En l’espèce, un salarié embauché le 18 décembre 2000 avec une période d’essai de 3 mois, a bénéficié d’un congé sans solde de 7 jours. La période d’essai, (dont la chambre sociale a précisé qu’elle devait être calculé en jours calendaires) aurait du s’achever le 17 mars à 23h59, mais l’absence du salarié a prorogé cette période d’essai jusqu’au 24 mars.
La jurisprudence a précisé, que le contrat prenait fin, lors de la première manifestation de volonté de l’employeur (licenciement) ou du salarié (démission), donc à la date de l’envoi de la lettre. La rupture de l’essai ayant été notifié le 22 mars, donc avant son expiration.



28 mars 2007 05-45.423
En cas de dispense de préavis, le travail immédiat chez un autre employeur
n’est pas un manquement à l’obligation de loyauté.


Selon une jurisprudence constante, le salarié dispensé de préavis a le droit pendant cette période d’entrer au service d’une autre entreprise, fût-elle concurrente (sauf clause contractuelle contraire). Mais dans le même temps, la Cour de cassation considérait jusqu’à présent que, même dispensé de préavis, le salarié était tenu à une obligation de loyauté à l’égard de l’employeur. Solution paradoxale à laquelle la chambre sociale met fin par le présent arrêt.
Ayant constaté qu’en raison de l’absence de contrepartie financière, la clause de non-concurrence était nulle, la cour d’appel qui a retenu, sans dénaturer la lettre de licenciement que, sauf à le soumettre à une clause illicite, l’employeur ne pouvait, pendant le délai-congé, interdire au salarié de travailler pour la concurrence, a estimé à bon droit que le salarié dispensé de l’exécution de son préavis n’était plus tenu par une obligation de loyauté envers son employeur.



Soc 16 janvier 2007 05-45.471
L'employeur peut donner une seconde chance
à un salarié, dont la première
prestation n'a pas été concluante.


La période d'essai est destinée à apprécier les compétences et aptitudes du salarié embauché dans le poste.
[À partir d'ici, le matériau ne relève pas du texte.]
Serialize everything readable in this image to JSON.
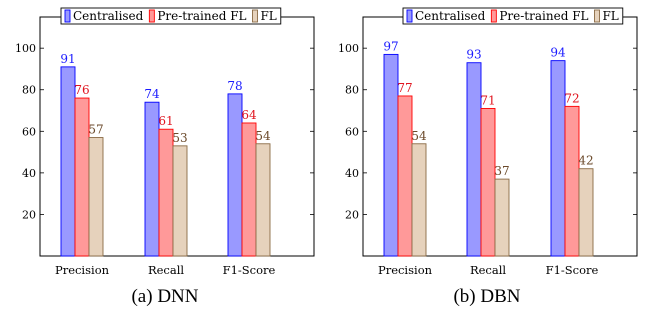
{
  "captions": [
    "(a) DNN",
    "(b) DBN"
  ],
  "legend": [
    "Centralised",
    "Pre-trained FL",
    "FL"
  ],
  "colors": {
    "centralised_fill": "#9999ff",
    "centralised_stroke": "#0000ff",
    "centralised_label": "#1a1aff",
    "pretrained_fill": "#ff9999",
    "pretrained_stroke": "#ff0000",
    "pretrained_label": "#e0141e",
    "fl_fill": "#e6d2bc",
    "fl_stroke": "#8a6a44",
    "fl_label": "#6b4a2b"
  },
  "chart_data": [
    {
      "type": "bar",
      "categories": [
        "Precision",
        "Recall",
        "F1-Score"
      ],
      "series": [
        {
          "name": "Centralised",
          "values": [
            91,
            74,
            78
          ]
        },
        {
          "name": "Pre-trained FL",
          "values": [
            76,
            61,
            64
          ]
        },
        {
          "name": "FL",
          "values": [
            57,
            53,
            54
          ]
        }
      ],
      "yticks": [
        20,
        40,
        60,
        80,
        100
      ],
      "ylim": [
        0,
        115
      ],
      "legend_position": "top",
      "grid": false
    },
    {
      "type": "bar",
      "categories": [
        "Precision",
        "Recall",
        "F1-Score"
      ],
      "series": [
        {
          "name": "Centralised",
          "values": [
            97,
            93,
            94
          ]
        },
        {
          "name": "Pre-trained FL",
          "values": [
            77,
            71,
            72
          ]
        },
        {
          "name": "FL",
          "values": [
            54,
            37,
            42
          ]
        }
      ],
      "yticks": [
        20,
        40,
        60,
        80,
        100
      ],
      "ylim": [
        0,
        115
      ],
      "legend_position": "top",
      "grid": false
    }
  ]
}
La période d'essai se distingue du test professionnel, qui est mis en œuvre avant l'embauche « Soc 4 janvier 2000 » ou de la période probatoire, qui impose de réintégrer le salarié dans ses fonctions antérieures,  si la période ne s'avère pas concluante « Soc 30 mars 2005».
La période d’essai a nécessairement lieu en début de contrat de travail et se décompte en jours calendaires, depuis la décision « Soc 29 juin 2005 ». Dans la mesure où cette période permet de rompre le contrat sans procédure et sans motif, elle est de plus en plus encadrée par la jurisprudence récente.
Elle ne se présume ni dans son principe, ni dans sa durée. Le contrat de travail ou la convention collective (mais pas un usage) doit prévoir cette période d'essai et la possibilité de la renouveler. Même si le renouvellement est prévu, un accord exprès du salarié sera nécessaire « Soc 23 janvier 1997 ».
Pour un CDD ou un CTT, la loi limite la durée de la période d'essai, mais pour un CDI, elle relève du pouvoir de direction et doit être conforme aux prévisions de la convention 158 de l'OIT. Elle doit être d'une durée raisonnable vis-à-vis du poste considéré.
On sait que
l'employeur peut imposer une nouvelle période d'essai, quand le salarié est embauché par une entreprise du même groupe « Soc 28 octobre 1998 » ou lors d'une proposition de reclassement acceptée « CE 26 juin 2002 ». Cependant il ne peut imposer une nouvelle période d'essai, lorsque deux contrats de travail successifs sont conclus entre les mêmes parties pour pourvoir un emploi identique à l'objet du premier.
Toutefois, est licite la période d'essai stipulée dans le second contrat, lorsque celui-ci a été conclu à la
demande expresse du salarié, alors que l'employeur avait rompu la période d'essai prévue au premier contrat du fait que la prestation du salarié n'était pas satisfaisante. Donner une seconde chance à un salarié ne doit pas être pénalisé.